Icons are visual representation of actions, objects or concepts in an user interface. They make use of our ability to quickly recognize visual patterns and memorize them. It is not possible for us to not recognize a visual pattern that is stored in our memory.Icon is an commonly used term in user interface design field; a more generic term would be sign. Signs have been used and studied for a long time. Semiotics is the study of signs and how people interpret signs. Charles Sanders Pierce, regarded as the founder of Semiotics, classified signs into three types.

1. Icon, or likeness: This is a sign that is a direct imitation of the concept. For example, photograph of a person’s face in a contacts list would be a icon. Similarly a graphic of the iPhone is technically an icon. In user interface the term icon is used instead of a more accurate term signs because when signs were first used in user interfaces they were all mostly icons. Early icons were imitation of a objects in office environment like document, folder, printer.

2. Index or indications: This is a sign that shows a symptom or evidence of a concept. For example, emoticons :-) are an indication of emotions. While using index, designer has to make sure that the correlation between the index and the concept can be made by the user. Document and image editing programs use index signs (bold, right align) to represent the result of using a tool.

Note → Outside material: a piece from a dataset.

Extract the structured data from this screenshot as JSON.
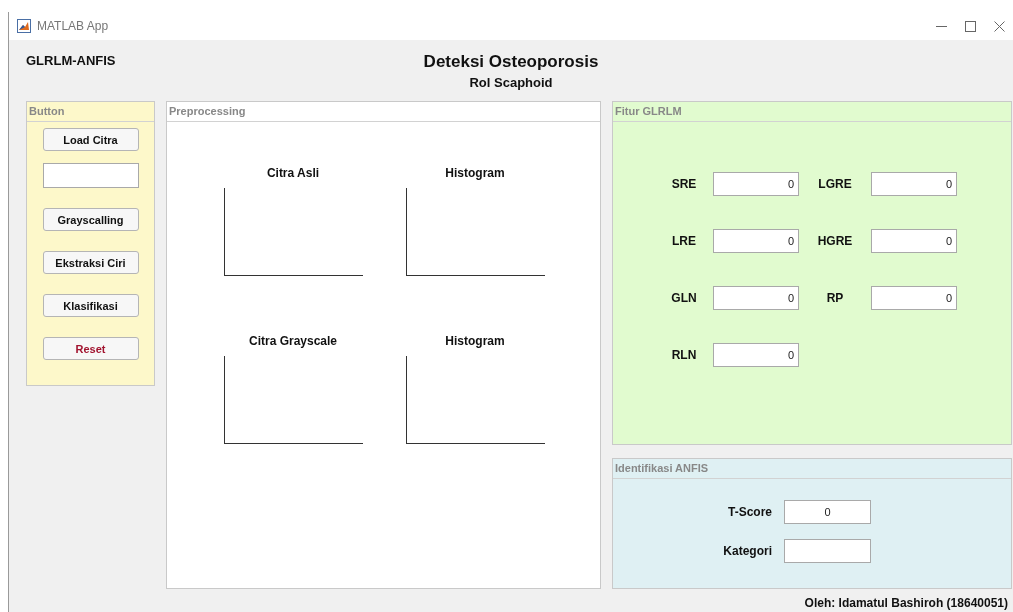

3. Symbols: This is a sign that becomes associated with the  concept by usage over time. Numbers and alphabets are the best examples of symbols. Icons and indices can become symbols over time by repeated usage. The floppy disk image is now commonly used to indicate save operation, although floppy disks are almost extinct.

It is not possible to represent any concept with a sign. Abstract concepts like Save as, Print preview that have no resemblance in real world are hard to represent visually. It is safer to use a symbol with a label to represent such operations.